I've always been fascinated by my family's history and particularly with some of our more colorful characters who literally blazed the trails of this young country and crossed paths with some of the most noteworthy individuals and events that define the early history of these United States of America.

My 3rd Great-Grandfather, John Miller Camron, came to California by wagon train in 1849, was a well-known Presbyterian minister, and a very close friend and mentor to young Abraham Lincoln who nearly married one of Camron's daughters and became engaged to one of his cousins.

My 3rd great-aunt, Mary Sawyers, crossed the plains from Missouri to California in 1854 with her family at the age of 15.  Their wagon train survived an Indian attack that nearly claimed the life of Mary's older sister.  At the Rough and Ready mining camp in northern California, Mary married a gold miner at the age of 16 and they had a daughter a month later.  In 1857, Mary, her husband and 18-month-old daughter were returning to the East Coast on the SS Central America when it was struck by a hurricane off the coast of Florida. Mary and her child were among the 60 women and children who were rescued. 436 male passengers and crew lost their lives including Mary's husband, Sam Swan.  Mary later joined the Union Army as a field nurse in Pennsylvania during the Civil War and also became a close friend of Chester Arthur, the 21st President of the United States.

My grandfather and namesake, Vernon Case, is another legendary character in our family who arose from abject poverty and barely an 8th grade education, and founded one of the most successful construction companies in the U.S.

This book is a compilation of the several stories I've written over the last several years about my family and its compelling past.  I began to dive into our family's genealogy shortly after our 24-year-old son, James "Jimmy" Gauntt, was accidentally struck and killed by an automobile in August of 2008.   Strangely, I found comfort and healing by looking back.  Healing With History is the title of the first chapter of the book.
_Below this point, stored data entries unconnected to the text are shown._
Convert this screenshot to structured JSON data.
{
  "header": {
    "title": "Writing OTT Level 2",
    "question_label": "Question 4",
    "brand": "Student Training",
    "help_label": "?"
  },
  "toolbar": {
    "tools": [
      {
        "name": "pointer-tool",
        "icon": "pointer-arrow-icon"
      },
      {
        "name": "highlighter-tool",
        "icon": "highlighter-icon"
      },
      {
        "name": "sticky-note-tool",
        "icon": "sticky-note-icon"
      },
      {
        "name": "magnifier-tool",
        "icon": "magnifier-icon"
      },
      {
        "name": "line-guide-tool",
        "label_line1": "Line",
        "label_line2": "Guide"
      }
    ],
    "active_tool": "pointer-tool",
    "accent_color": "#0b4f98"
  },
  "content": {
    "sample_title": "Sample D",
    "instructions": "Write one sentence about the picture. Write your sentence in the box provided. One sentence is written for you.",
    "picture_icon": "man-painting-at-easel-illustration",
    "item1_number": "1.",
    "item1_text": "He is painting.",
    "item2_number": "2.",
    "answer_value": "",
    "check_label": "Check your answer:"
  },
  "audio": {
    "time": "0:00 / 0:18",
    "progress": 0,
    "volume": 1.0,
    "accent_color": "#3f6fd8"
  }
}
I realized I wasn't the only one singled out by tragedy. Every one of my ancestors lived hard lives, suffered the loss of children and others they deeply loved, and yet pushed ahead with taking care of themselves and their families and brought new life into this world. I also learned that capturing and sharing our history with my family has brought us closer together and fostered new relationships with distant relatives also hungry to know more about the stories and roots we have in common.
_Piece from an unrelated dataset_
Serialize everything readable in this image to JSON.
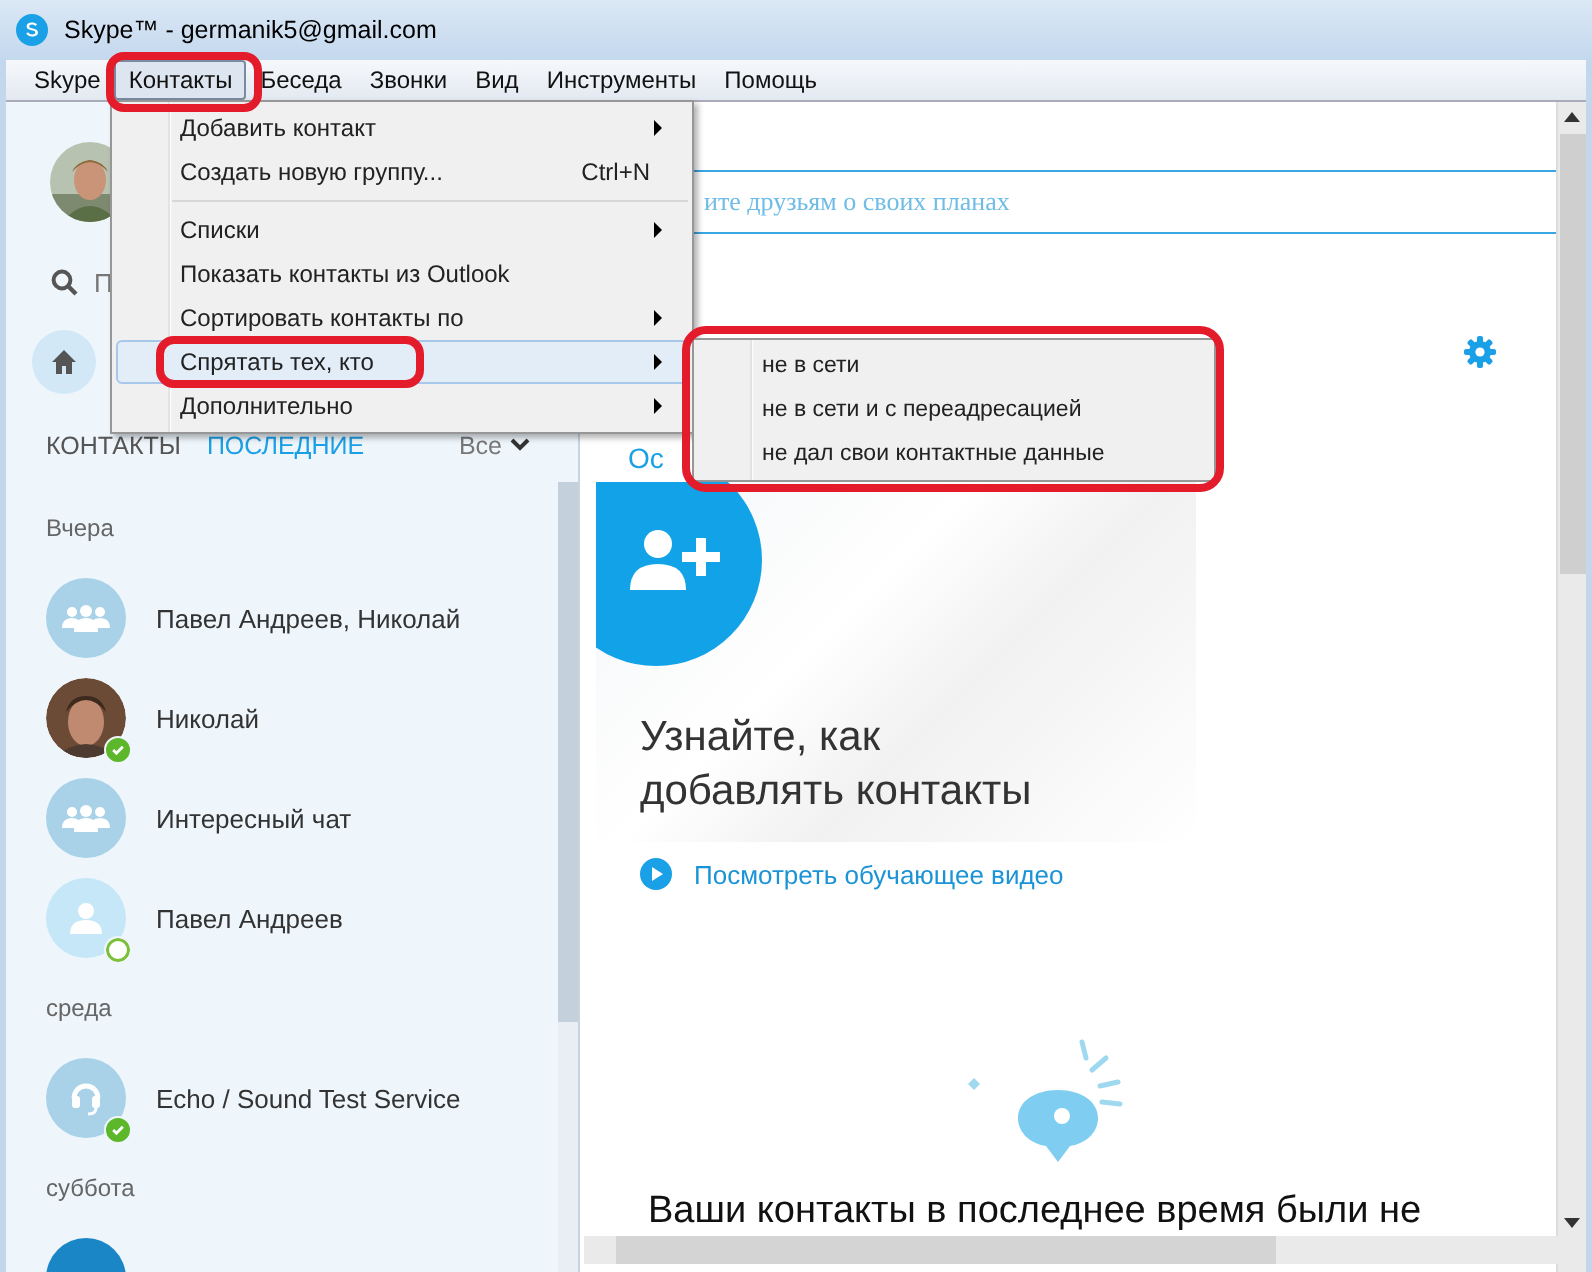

Connecting someone with a piece of their past is perhaps one of the greatest gifts we can give, even if it's someone you don't know.  The chapter, The Letter, includes the story of the incredible gift Emily Sue Buckberry sent to me- a letter from my father--that he wrote 40 years earlier, but did not land in my hands until 3 months after the death of our son.  My father wrote that letter two years before he died by suicide in 1970, and his revealing, comforting and loving words finally found and touched me in a way and on a day that can only be described as miraculous and utterly life-changing.   The Gauntt-Case Clans includes a couple of stories of how I've tried to pay that priceless gift forward by reconnecting some folks I didn't know with important pieces of their history that were gathering dust in my attic.

This book is for my grandchildren, 6th generation Californians, who I hope will also find their family history informative and rewarding, and will pass these stories, and hopefully some of their own, on to their children and the generations to come.

Ancestry.com was so enamored with the incredible story of my 3rd great aunt, Mary Sawyers, they included her in a nationwide television commercial that ran for several months in 2021.